Increase the Patient Experience
Fascinatingly, telemedicine can be paired with pharmaceutical e-commerce to allow a remarkably smooth patient experience. Patients can chat with a doctor about their symptoms, get a diagnosis, and receive medication delivered to their door, all within a few hours. Platforms like Walgreens and NowRX deliver prescriptions that can be quickly and easily ordered online. As technology advances, healthcare providers that leverage e-commerce have an opportunity to drastically improve patients’ experience through the access of healthcare. You can get the treatment and medicine you need all without leaving the comfort of your home!
Because of customers’ increased use of the Internet to access products and medical care, healthcare providers have been increasingly concerned with the quality of their online presence. In a world where transactions and information gathering is increasingly online, healthcare providers must be aware of the way they present themselves online. One online medical marketplace reported that over half of their patients are referred by their primary provider or by hospital staff, and an additional 20% are referred by friends or family members.
Typically, when people get a referral, even from someone close to them, they go online to do a bit of research about the recommendation. You might check Yelp to verify that a restaurant is as good as you’ve heard, a book review to see if you should give it a read, or the website of a healthcare organization you’re considering to see if you should become a patient. That means that it’s vital for healthcare providers to monitor and protect their reputation, especially online.

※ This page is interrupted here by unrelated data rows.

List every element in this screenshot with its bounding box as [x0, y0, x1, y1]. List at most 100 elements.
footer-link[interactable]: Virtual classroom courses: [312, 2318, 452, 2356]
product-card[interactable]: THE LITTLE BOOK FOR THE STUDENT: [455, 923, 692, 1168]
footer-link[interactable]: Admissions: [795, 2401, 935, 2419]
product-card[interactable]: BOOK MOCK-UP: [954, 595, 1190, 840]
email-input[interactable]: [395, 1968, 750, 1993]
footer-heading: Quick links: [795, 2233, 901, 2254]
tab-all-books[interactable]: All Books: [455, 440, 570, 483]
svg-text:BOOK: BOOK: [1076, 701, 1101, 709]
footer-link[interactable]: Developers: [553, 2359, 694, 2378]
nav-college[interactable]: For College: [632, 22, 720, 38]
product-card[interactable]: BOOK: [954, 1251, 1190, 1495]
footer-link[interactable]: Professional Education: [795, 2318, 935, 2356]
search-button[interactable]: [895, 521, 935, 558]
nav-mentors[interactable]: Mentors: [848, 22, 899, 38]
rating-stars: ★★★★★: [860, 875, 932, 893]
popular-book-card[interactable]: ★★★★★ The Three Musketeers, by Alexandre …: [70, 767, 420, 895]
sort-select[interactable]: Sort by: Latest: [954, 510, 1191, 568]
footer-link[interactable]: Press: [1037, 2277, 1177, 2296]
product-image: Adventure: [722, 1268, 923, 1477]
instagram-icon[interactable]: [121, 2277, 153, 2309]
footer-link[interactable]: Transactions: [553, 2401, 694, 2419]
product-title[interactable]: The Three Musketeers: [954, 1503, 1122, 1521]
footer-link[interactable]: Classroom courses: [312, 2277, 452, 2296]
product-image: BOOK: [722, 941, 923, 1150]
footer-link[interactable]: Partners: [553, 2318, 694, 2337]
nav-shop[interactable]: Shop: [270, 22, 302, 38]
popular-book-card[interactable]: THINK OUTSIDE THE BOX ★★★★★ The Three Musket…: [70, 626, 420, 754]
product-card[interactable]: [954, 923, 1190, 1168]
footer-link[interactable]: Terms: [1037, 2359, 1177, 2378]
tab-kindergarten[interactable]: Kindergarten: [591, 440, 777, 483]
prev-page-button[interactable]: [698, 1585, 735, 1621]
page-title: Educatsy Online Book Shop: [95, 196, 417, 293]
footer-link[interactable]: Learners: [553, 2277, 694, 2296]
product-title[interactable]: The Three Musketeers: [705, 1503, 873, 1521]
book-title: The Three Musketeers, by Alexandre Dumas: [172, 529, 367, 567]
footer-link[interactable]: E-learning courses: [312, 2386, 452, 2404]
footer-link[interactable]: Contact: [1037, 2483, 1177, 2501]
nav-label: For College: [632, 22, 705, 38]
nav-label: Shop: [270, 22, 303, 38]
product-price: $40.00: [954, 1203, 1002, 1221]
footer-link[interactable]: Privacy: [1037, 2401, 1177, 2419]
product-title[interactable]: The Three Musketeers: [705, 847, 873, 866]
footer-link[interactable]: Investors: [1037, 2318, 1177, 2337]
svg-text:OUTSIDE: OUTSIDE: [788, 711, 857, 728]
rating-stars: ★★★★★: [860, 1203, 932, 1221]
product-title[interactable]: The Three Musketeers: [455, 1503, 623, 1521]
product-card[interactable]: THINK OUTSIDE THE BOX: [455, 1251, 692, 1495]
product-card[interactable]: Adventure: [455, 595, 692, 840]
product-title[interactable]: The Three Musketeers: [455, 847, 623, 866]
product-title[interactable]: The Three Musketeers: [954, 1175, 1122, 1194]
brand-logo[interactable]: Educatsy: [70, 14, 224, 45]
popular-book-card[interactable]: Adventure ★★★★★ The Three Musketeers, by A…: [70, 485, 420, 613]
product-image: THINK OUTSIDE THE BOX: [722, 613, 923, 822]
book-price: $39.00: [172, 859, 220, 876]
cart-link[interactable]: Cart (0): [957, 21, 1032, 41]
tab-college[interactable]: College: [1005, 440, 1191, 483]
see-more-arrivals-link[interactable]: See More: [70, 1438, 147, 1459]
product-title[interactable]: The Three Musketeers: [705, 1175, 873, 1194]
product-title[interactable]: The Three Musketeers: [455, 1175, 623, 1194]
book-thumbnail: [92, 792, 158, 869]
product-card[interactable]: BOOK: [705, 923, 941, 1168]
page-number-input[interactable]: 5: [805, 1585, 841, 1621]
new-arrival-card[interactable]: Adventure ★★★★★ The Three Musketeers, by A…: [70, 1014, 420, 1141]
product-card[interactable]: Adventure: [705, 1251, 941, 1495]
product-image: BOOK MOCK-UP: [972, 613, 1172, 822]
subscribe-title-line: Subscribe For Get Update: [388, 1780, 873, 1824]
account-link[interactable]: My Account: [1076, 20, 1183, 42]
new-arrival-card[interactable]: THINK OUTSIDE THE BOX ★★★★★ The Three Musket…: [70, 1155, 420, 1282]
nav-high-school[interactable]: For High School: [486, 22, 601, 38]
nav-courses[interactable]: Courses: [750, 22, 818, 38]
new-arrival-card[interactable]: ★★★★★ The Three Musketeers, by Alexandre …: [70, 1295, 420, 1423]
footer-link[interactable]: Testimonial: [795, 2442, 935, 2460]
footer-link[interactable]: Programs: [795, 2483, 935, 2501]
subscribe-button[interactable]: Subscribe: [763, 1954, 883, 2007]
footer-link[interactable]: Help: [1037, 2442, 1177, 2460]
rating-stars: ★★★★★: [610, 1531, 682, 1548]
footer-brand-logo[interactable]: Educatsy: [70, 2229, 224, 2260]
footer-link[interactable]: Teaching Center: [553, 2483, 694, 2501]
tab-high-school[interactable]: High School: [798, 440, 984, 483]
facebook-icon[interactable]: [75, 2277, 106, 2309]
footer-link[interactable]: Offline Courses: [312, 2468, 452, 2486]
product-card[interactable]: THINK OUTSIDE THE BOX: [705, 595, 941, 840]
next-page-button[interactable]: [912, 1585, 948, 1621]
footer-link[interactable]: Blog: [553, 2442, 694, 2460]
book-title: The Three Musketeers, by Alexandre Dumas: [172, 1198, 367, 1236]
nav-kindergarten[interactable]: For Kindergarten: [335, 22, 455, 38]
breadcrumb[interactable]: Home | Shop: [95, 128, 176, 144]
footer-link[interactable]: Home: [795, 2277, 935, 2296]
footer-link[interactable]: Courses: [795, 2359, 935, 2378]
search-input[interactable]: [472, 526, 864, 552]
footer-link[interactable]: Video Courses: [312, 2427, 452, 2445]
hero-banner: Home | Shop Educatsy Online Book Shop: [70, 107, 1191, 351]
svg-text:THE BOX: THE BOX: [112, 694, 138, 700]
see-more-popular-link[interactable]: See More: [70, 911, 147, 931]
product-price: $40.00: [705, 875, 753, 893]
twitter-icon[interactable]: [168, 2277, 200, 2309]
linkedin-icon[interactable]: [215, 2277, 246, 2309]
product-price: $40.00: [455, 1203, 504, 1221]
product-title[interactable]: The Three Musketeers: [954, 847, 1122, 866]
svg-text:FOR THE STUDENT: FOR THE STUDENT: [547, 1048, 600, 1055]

Services like Yelp can do wonders for doctors with good reputations. They offer a way for prospective customers to get a sense for the physician’s “bedside manner” and to understand the culture of care. Furthermore, satisfied patients can use review services to expand on their positive experiences and health outcomes. It is vital that doctors acknowledge the influence of these resources and work to maintain good reputations.
It is also important for healthcare providers to make websites accessible to potential patients. Mobile-friendly web design is one of the most important aspects of website strategy. In 2018, 52% of world wide web traffic came from users accessing the internet with a smartphone or tablet. Unfortunately, mobile web traffic is an aspect of web design that is often undervalued or even ignored. Statistics show that 40% of users will go to a competitor after a bad experience on mobile, and yet 84% of consumers have reported difficulties with websites they access on their mobile devices. There is tremendous potential for healthcare providers to gain or lose customers based solely on the quality of their mobile sites.
There are a few things that a quality mobile website should have. For instance, doctors should ensure their sites have a short server load time, are appealing to the eye (such as not being packed with images or words but not being too sparse), and feature easy navigation and menus throughout. Furthermore, it is vital that the site adequately represents the physician and his or her dedication to and specialties in patient care.
In addition, e-commerce represents opportunities for clinics, hospitals, and doctors’ offices to streamline their purchases of medical equipment and supplies. Medical device manufacturers are increasingly moving online, to allow for direct orders and product deliveries. This creates some challenges, as healthcare providers must ensure that their suppliers can adhere to regulations and deliver products on time. But, it also means that providers can give their patients better quality care by allowing a greater focus on the patient and less focus on supply issues. An example of such a firm is MedicalExpo, an online exhibition of medical products that directly connects buyers and suppliers from around the world.
E-commerce is shifting the landscape of healthcare, and it’s important for healthcare providers to understand the implications of that shift. As with any new technology, e-commerce in healthcare is an undeniably positive force, but one that must be harnessed with careful and innovative thinking.